Despite President Trump’s oft-repeated pledge to open up America’s “vast untapped domestic energy reserves,” the fact is that even without the offshore Arctic or the Atlantic coast (both excluded from new leasing from 2017-2022 by the Obama administration), the areas already open to offshore development “make available more than 70% of the economically recoverable resources, which is ample opportunity for oil and gas development to meet the nation’s energy needs.”

For more details, and maps of the Arctic and Atlantic leasing areas, see this AEInews report from January 2017.
UPDATE, 4/28: Just after writing this, notice of the latest Trump Executive Order crossed my desk, this one explicitly targeting the offshore areas removed from the 2017-2022 lease sales by Obama’s team. Meanwhile, Alaska Senator Lisa Murkowski introduced a bill to re-open Arctic waters; and for added freakiness factor, a NC Congresswoman has introduced a bill to force a lease sale within a year, and exempting this effort from NEPA (ie EIS) provisions for five years!  If any of these proceed into action on leasing, no doubt a court challenge will ensue, centered on the presumed non-reversibility of Obama’s last-month actions.
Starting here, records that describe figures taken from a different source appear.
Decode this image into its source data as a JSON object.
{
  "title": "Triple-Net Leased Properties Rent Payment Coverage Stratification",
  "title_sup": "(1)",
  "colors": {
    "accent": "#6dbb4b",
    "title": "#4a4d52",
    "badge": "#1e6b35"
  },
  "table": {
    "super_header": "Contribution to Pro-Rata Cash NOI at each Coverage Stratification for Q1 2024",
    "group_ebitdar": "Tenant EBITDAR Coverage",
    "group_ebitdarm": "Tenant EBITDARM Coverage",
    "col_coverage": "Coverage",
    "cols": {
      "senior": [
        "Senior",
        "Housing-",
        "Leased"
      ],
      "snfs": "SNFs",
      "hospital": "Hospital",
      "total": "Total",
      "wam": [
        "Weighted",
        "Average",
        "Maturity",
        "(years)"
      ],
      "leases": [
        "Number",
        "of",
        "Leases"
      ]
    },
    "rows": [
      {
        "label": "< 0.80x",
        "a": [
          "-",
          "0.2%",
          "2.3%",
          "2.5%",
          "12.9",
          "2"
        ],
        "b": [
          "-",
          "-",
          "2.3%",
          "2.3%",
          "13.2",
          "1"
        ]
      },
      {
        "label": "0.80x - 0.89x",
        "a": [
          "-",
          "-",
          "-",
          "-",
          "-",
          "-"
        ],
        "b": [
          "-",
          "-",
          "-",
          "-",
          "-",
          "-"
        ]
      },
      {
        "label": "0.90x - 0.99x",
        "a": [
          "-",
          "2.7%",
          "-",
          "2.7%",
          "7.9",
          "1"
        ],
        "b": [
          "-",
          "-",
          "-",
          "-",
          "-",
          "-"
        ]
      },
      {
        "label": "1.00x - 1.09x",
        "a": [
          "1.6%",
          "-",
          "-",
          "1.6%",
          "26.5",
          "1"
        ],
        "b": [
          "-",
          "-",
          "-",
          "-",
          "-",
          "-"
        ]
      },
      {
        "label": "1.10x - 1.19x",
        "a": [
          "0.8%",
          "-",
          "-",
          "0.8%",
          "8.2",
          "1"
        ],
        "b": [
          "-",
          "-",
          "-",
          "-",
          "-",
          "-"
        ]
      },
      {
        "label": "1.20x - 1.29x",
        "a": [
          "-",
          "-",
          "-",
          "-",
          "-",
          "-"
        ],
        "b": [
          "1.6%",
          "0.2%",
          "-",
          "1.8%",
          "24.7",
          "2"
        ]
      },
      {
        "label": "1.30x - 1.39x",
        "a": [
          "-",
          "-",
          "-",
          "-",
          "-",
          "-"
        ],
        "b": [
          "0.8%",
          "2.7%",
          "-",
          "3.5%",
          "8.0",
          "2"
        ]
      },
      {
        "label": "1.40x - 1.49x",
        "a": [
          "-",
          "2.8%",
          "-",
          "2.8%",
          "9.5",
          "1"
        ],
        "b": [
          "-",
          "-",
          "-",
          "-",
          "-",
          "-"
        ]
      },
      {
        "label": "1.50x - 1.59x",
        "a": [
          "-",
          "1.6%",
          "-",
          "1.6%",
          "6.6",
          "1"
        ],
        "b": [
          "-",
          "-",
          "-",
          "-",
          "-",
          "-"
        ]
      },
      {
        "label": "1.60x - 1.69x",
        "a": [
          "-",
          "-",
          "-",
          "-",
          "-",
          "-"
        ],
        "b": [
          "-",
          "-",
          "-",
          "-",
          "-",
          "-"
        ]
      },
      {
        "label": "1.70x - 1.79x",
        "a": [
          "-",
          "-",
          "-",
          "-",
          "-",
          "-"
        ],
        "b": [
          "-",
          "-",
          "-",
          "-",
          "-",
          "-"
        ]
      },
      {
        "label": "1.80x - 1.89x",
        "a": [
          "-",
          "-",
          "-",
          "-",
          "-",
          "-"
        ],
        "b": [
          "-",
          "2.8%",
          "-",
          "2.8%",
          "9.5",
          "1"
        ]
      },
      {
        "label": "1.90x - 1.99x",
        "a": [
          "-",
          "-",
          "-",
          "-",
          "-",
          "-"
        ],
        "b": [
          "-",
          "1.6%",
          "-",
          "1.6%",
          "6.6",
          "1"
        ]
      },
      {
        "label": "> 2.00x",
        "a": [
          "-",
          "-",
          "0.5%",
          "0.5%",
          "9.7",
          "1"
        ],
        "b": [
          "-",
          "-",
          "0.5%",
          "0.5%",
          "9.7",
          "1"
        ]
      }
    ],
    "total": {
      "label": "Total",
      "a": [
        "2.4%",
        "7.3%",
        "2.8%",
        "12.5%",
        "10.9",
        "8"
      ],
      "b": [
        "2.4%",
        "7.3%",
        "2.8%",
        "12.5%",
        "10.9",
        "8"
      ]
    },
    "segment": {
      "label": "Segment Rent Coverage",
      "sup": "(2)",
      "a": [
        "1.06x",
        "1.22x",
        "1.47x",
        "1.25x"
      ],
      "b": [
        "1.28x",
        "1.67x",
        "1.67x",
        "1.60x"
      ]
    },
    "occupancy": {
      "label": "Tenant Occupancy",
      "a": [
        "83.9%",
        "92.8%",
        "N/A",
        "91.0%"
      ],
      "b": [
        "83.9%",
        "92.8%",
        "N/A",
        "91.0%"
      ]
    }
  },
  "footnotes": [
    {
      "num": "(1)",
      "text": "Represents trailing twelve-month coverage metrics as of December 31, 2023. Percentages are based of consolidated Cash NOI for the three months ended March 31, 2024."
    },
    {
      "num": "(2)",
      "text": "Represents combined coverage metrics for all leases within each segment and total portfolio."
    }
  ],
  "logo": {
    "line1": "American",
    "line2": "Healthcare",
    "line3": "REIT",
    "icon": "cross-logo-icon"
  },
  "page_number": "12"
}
UPDATE, 5/2: This is encouraging news: the Supreme Court has declined to hear an appeal of a lower court ruling that upheld the US Fish and Wildlife Service’s designation of a vast area of the Alaskan ice shelf as critical habitat for polar bears.  The oil and gas industry argued that its short-term activities should not be limited by concerns over longer-term global warming; ie that their ships, drilling, etc. are not in and of themselves responsible for any global warming.  The lower court ruling is not necessarily based on on the idea that oil and gas development should be stopped in the name of climate caution; rather, it simply upholds the FWS contention that the ice shelf is threatened by warming, and that this habit should be spared further intrusions in order to maximize the chances that the polar bears can survive. It’s reassuring that the current Supreme Court was not interested in pushing back against such climate-driven policies.